Guillermo Vidalón

Lo que el pueblo diga

Lo que el pueblo diga
Guillermo Vidalón
24 de junio del 2015

En el nombre del pueblo se han empleado muchas falacias “ad populum”

Es muy común que los actores políticos empleen la consabida argumentación de que harán “lo que el pueblo diga”, pero sucede que la función del político no es precisamente hacer lo que le indica determinada coyuntura; en cambio, sí deben hacer docencia del ejercicio de la política y asumirla en concordancia con lo que haría un estadista. De seguro es más fácil decirlo en tanto que concretarlo resulta más complejo.

Aristóteles, el filósofo griego que vivió entre los años 385 a 322 antes de Cristo, escribió un tratado acerca de la Política, de la responsabilidad que ella implica, de lo que consideraba el mejor sistema de gobierno para garantizar una convivencia en sociedad.  Sin embargo, a lo largo de la historia, siempre hubo quienes optaron por el fácil argumento de “La voz del pueblo es la voz de Dios”.

En el nombre del pueblo se han empleado muchas falacias “ad populum”, argumentaciones que sirvieron para engañar y, también, muchas veces, encubrir aquello que ciertas personalidades desean que salga de la atención de la ciudadanía. Falacias fueron y son las expresiones empleadas para conseguir un fin distinto del que realmente se persigue.

Por ejemplo, fueron decisiones políticas las que concretaron la revolución francesa en 1789, precisamente el 14 de julio con la toma de la Bastilla. Más allá de la importancia de la caída de la monarquía absolutista de Luis XVI, en 1792, y su posterior ejecución en 1793, quienes ejercieron el gobierno hasta el golpe de Napoleón Bonaparte en 1799, argumentaron una y otra vez que la revolución respondía a los elevados intereses de la nueva república y arrastraron al grueso de la población tras sus intereses.  El mensaje psicosocial empleado entonces fue “igualdad, libertad y fraternidad”. Lamentablemente, fueron miles los franceses que perdieron la vida en dicho periodo, demostrando una vez más el distanciamiento existente con los elevados ideales de la Política. No obstante, los políticos seguían proclamando que hacían la voluntad del pueblo.

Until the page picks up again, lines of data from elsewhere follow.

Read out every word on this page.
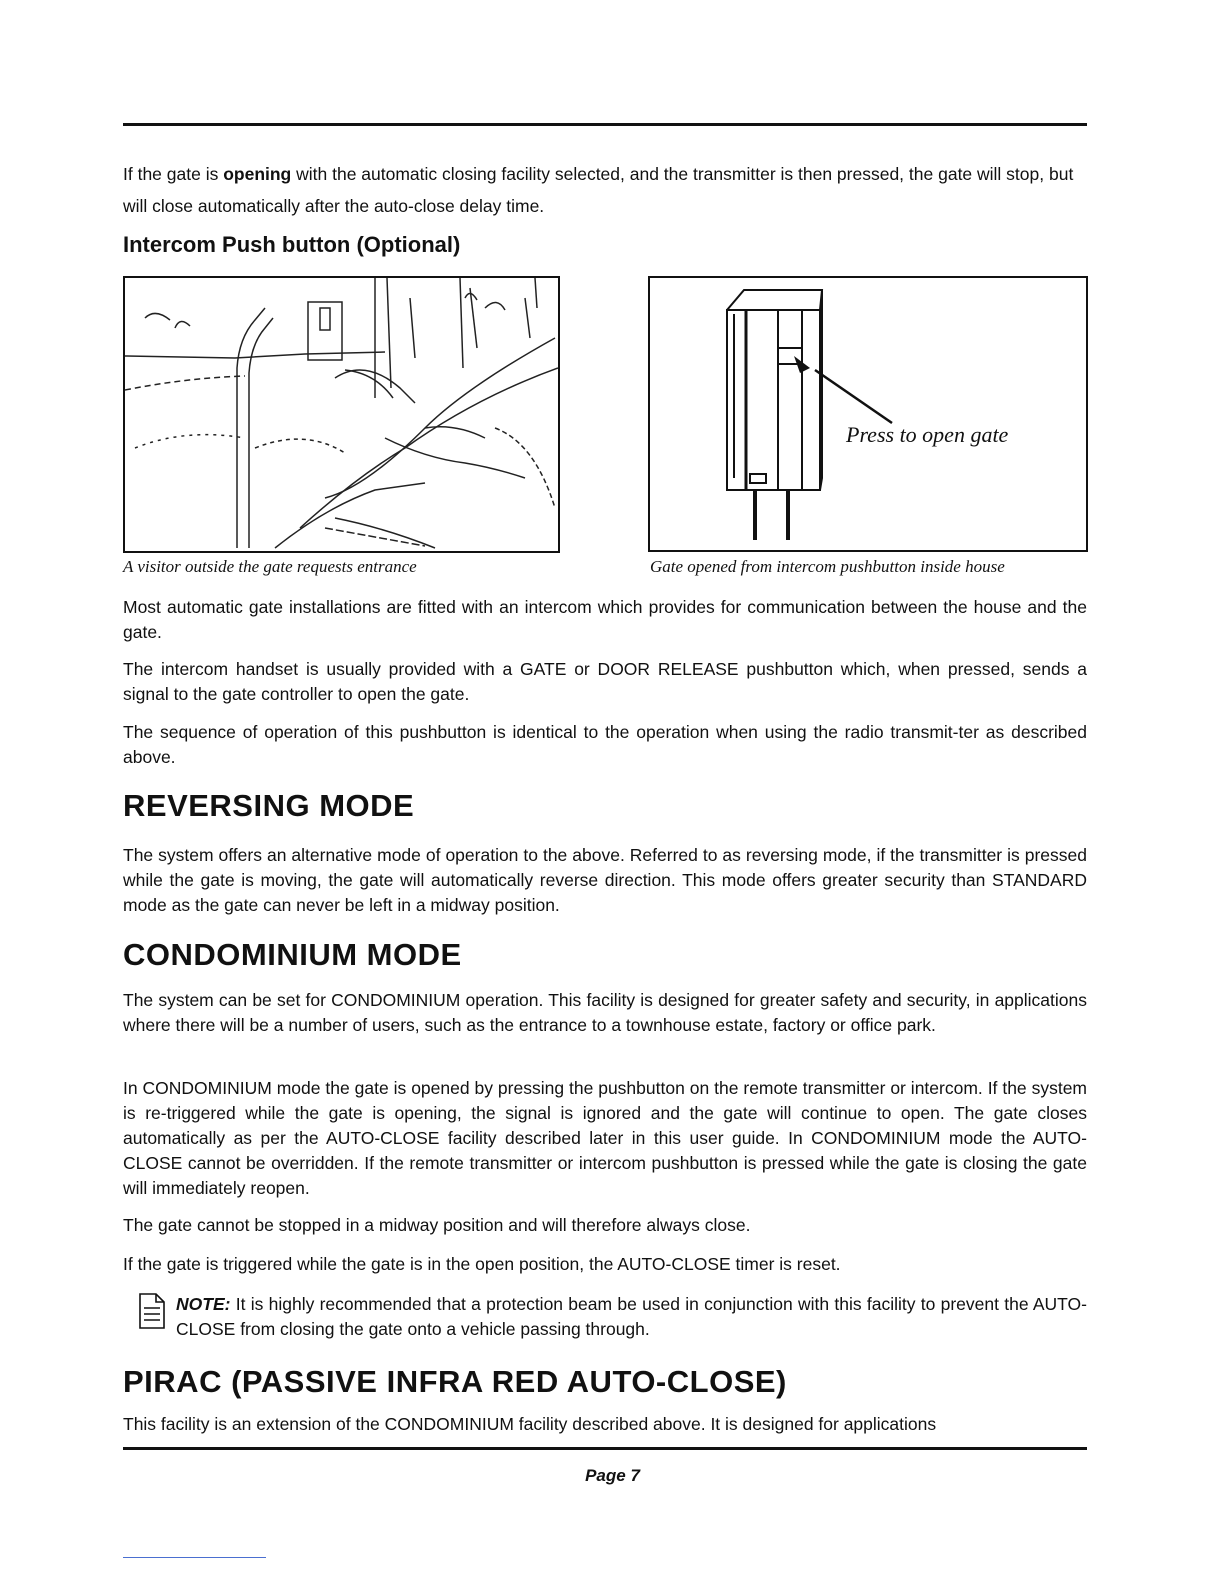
If the gate is opening with the automatic closing facility selected, and the transmitter is then pressed, the gate will stop, but will close automatically after the auto-close delay time.

Intercom Push button (Optional)
A visitor outside the gate requests entrance
Press to open gate
Gate opened from intercom pushbutton inside house

Most automatic gate installations are fitted with an intercom which provides for communication between the house and the gate.

The intercom handset is usually provided with a GATE or DOOR RELEASE pushbutton which, when pressed, sends a signal to the gate controller to open the gate.

The sequence of operation of this pushbutton is identical to the operation when using the radio transmit-ter as described above.

REVERSING MODE

The system offers an alternative mode of operation to the above. Referred to as reversing mode, if the transmitter is pressed while the gate is moving, the gate will automatically reverse direction. This mode offers greater security than STANDARD mode as the gate can never be left in a midway position.

CONDOMINIUM MODE

The system can be set for CONDOMINIUM operation. This facility is designed for greater safety and security, in applications where there will be a number of users, such as the entrance to a townhouse estate, factory or office park.

In CONDOMINIUM mode the gate is opened by pressing the pushbutton on the remote transmitter or intercom. If the system is re-triggered while the gate is opening, the signal is ignored and the gate will continue to open. The gate closes automatically as per the AUTO-CLOSE facility described later in this user guide. In CONDOMINIUM mode the AUTO-CLOSE cannot be overridden. If the remote transmitter or intercom pushbutton is pressed while the gate is closing the gate will immediately reopen.

The gate cannot be stopped in a midway position and will therefore always close.

If the gate is triggered while the gate is in the open position, the AUTO-CLOSE timer is reset.

NOTE: It is highly recommended that a protection beam be used in conjunction with this facility to prevent the AUTO-CLOSE from closing the gate onto a vehicle passing through.

PIRAC (PASSIVE INFRA RED AUTO-CLOSE)

This facility is an extension of the CONDOMINIUM facility described above. It is designed for applications

Page 7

En febrero de 1917, la monarquía zarista Rusa fue depuesta y, posteriormente, en octubre asumieron el poder los comunistas. En este caso, millones de personas fueron asesinadas por el dogmatismo ideológico de Lenin y Stalin principalmente; no había espacio para la discrepancia u observación alguna, o estaban con ellos o eran considerados traidores a la causa revolucionaria. En esta trágica experiencia, los líderes políticos de la ex Unión de Repúblicas Socialistas Soviéticas, también argumentaron hacer lo que el pueblo quería.

En 1933, Adolfo Hitler llegó al poder y se convirtió en el Canciller de Alemania. Sus capacidades oratorias encandilaron al pueblo. Todo poder y decisión emanaba del pueblo y él era el representante por medio del cual los alemanes alcanzarían sus aspiraciones. Creyeron que su líder emergente representaba el pasado, el presente y la proyección futura de una raza superior. El pueblo quedó ensoberbecido y obnubilado por quien le dijo lo que quería escuchar y, finalmente, fue el gran sacrificado.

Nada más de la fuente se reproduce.